路盤がコンクリートなので、湯をジャンジャン撒いても路盤が緩まず水も回収でき、回収した水も汚れません。
また、コンクリートなので氷塊が落下してもびくともしません。

東海道新幹線がバラスト軌道を採用したのは、東海道新幹線建設当時はスラブ軌道の技術が確立していなかったためです。

名古屋駅新幹線上りホームにはケルヒャーがある

名古屋駅新幹線上りホーム下のケルヒャー

スプリンクラーで雪を湿らせても、速度を落として雪の上を通過させても、舞い上がりを完全になくすことはできません。

このため、徐行運転を実施してもなお床下に着雪する場合は、上り列車は名古屋駅で、下り列車は新大阪駅で、人の手によって雪落としを行います。

名古屋駅の新幹線下りホームから新幹線上りホームの東京寄りを見ると、ホーム下の空間に黄色い高圧洗浄機が、一定の間隔を開けて何台か設置されているのが見えます。

実際に作業しているところを見たことはありませんが、高圧洗浄機で氷塊を落とすのです。

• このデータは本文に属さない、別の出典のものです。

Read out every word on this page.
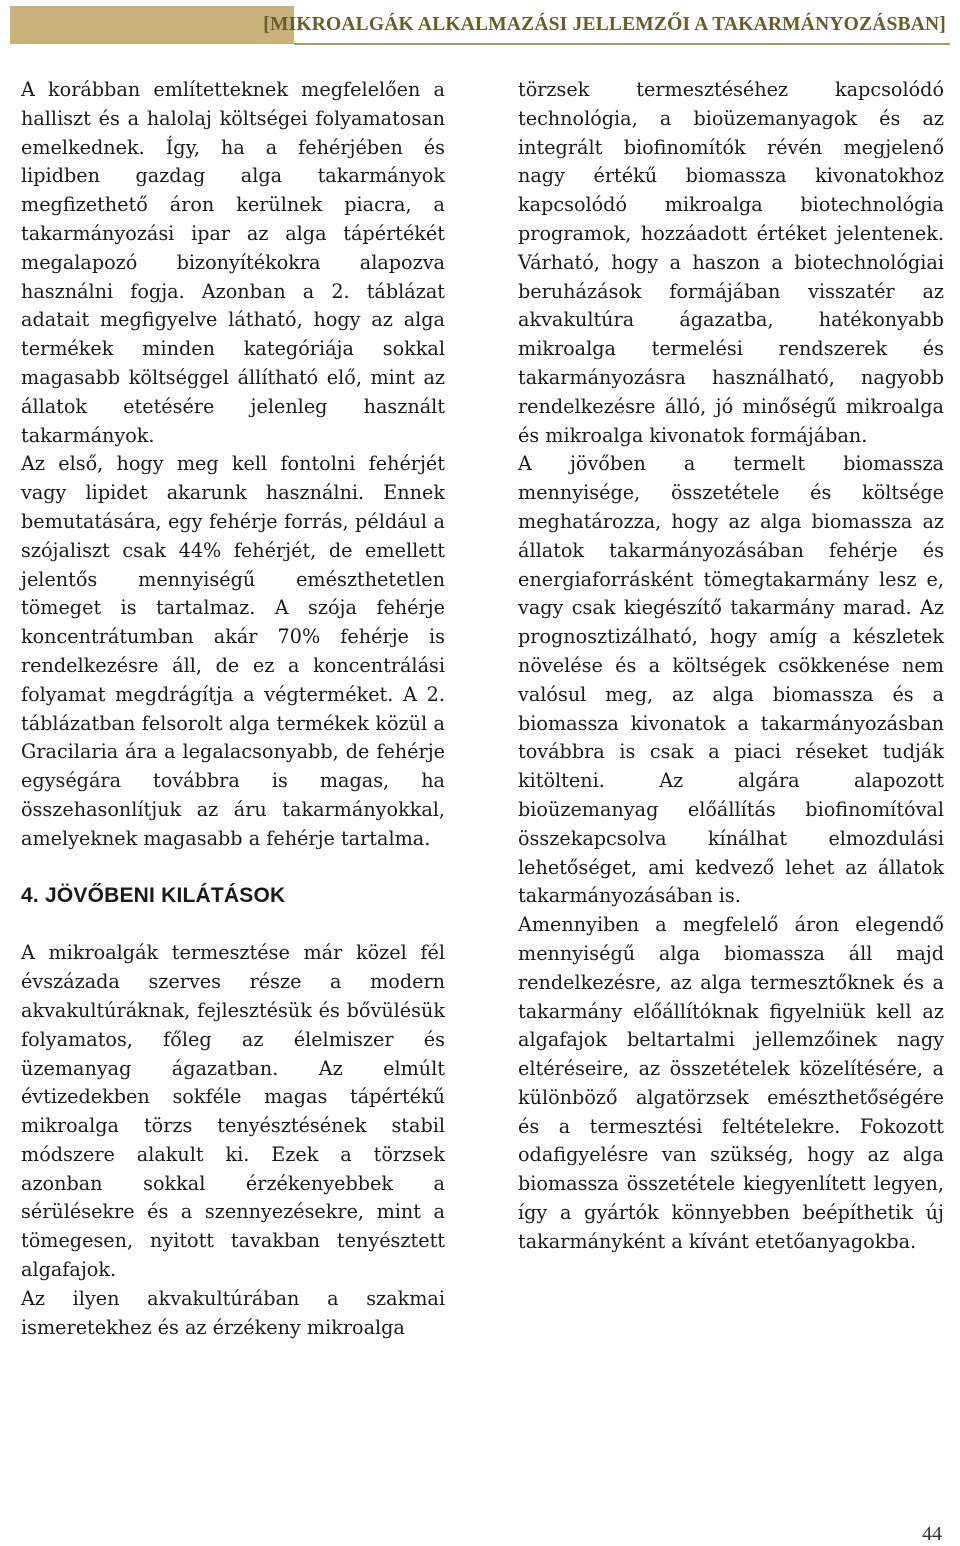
[MIKROALGÁK ALKALMAZÁSI JELLEMZŐI A TAKARMÁNYOZÁSBAN]

A korábban említetteknek megfelelően a halliszt és a halolaj költségei folyamatosan emelkednek. Így, ha a fehérjében és lipidben gazdag alga takarmányok megfizethető áron kerülnek piacra, a takarmányozási ipar az alga tápértékét megalapozó bizonyítékokra alapozva használni fogja. Azonban a 2. táblázat adatait megfigyelve látható, hogy az alga termékek minden kategóriája sokkal magasabb költséggel állítható elő, mint az állatok etetésére jelenleg használt takarmányok.

Az első, hogy meg kell fontolni fehérjét vagy lipidet akarunk használni. Ennek bemutatására, egy fehérje forrás, például a szójaliszt csak 44% fehérjét, de emellett jelentős mennyiségű emészthetetlen tömeget is tartalmaz. A szója fehérje koncentrátumban akár 70% fehérje is rendelkezésre áll, de ez a koncentrálási folyamat megdrágítja a végterméket. A 2. táblázatban felsorolt alga termékek közül a Gracilaria ára a legalacsonyabb, de fehérje egységára továbbra is magas, ha összehasonlítjuk az áru takarmányokkal, amelyeknek magasabb a fehérje tartalma.

4. JÖVŐBENI KILÁTÁSOK

A mikroalgák termesztése már közel fél évszázada szerves része a modern akvakultúráknak, fejlesztésük és bővülésük folyamatos, főleg az élelmiszer és üzemanyag ágazatban. Az elmúlt évtizedekben sokféle magas tápértékű mikroalga törzs tenyésztésének stabil módszere alakult ki. Ezek a törzsek azonban sokkal érzékenyebbek a sérülésekre és a szennyezésekre, mint a tömegesen, nyitott tavakban tenyésztett algafajok.

Az ilyen akvakultúrában a szakmai ismeretekhez és az érzékeny mikroalga

törzsek termesztéséhez kapcsolódó technológia, a bioüzemanyagok és az integrált biofinomítók révén megjelenő nagy értékű biomassza kivonatokhoz kapcsolódó mikroalga biotechnológia programok, hozzáadott értéket jelentenek. Várható, hogy a haszon a biotechnológiai beruházások formájában visszatér az akvakultúra ágazatba, hatékonyabb mikroalga termelési rendszerek és takarmányozásra használható, nagyobb rendelkezésre álló, jó minőségű mikroalga és mikroalga kivonatok formájában.

A jövőben a termelt biomassza mennyisége, összetétele és költsége meghatározza, hogy az alga biomassza az állatok takarmányozásában fehérje és energiaforrásként tömegtakarmány lesz e, vagy csak kiegészítő takarmány marad. Az prognosztizálható, hogy amíg a készletek növelése és a költségek csökkenése nem valósul meg, az alga biomassza és a biomassza kivonatok a takarmányozásban továbbra is csak a piaci réseket tudják kitölteni. Az algára alapozott bioüzemanyag előállítás biofinomítóval összekapcsolva kínálhat elmozdulási lehetőséget, ami kedvező lehet az állatok takarmányozásában is.

Amennyiben a megfelelő áron elegendő mennyiségű alga biomassza áll majd rendelkezésre, az alga termesztőknek és a takarmány előállítóknak figyelniük kell az algafajok beltartalmi jellemzőinek nagy eltéréseire, az összetételek közelítésére, a különböző algatörzsek emészthetőségére és a termesztési feltételekre. Fokozott odafigyelésre van szükség, hogy az alga biomassza összetétele kiegyenlített legyen, így a gyártók könnyebben beépíthetik új takarmányként a kívánt etetőanyagokba.

44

また、名古屋近辺でも舞い上がりを無視できない雪が降った場合は、豊橋駅11番線で雪落としをすることがあります。
豊橋駅で上り停車列車が通常使用する12番線は、雪落とし作業を行えるだけの作業空間を確保できないため、11番線を使います。

雪で遅れても、運転見合わせにはなっていない

開業後、抜本的対策が打てないまま雪で遅れることを余儀なくされてきた東海道新幹線。

しかし、対策は年を経るごとに進歩しており、1994年以降は雪のため遅れることはあっても、運転見合わせになったことはありません。
また、平均遅れ時分も改善しています。

この問題を根本的に解決するためには、関ヶ原地区の路盤をスラブ軌道に造り替えるしかありません。
しかし、バラスト軌道を撤去してスラブ軌道に造り替えるには、年単位の時間が必要です。

リニア中央新幹線が新大阪まで全通すれば、東海道新幹線を長期区間運休させて路盤を造り替えることも不可能ではないかもしれません。
しかし、リニアが全通すれば東海道新幹線の長距離利用者の大半はリニアに移り、そこまで大掛かりな工事をしてまで雪対策を行う意義が霞みます。

そしてそのリニア計画も新大阪までの全通は現時点で見通せず、この問題は東海道新幹線が廃止される日まで続くのではないでしょうか。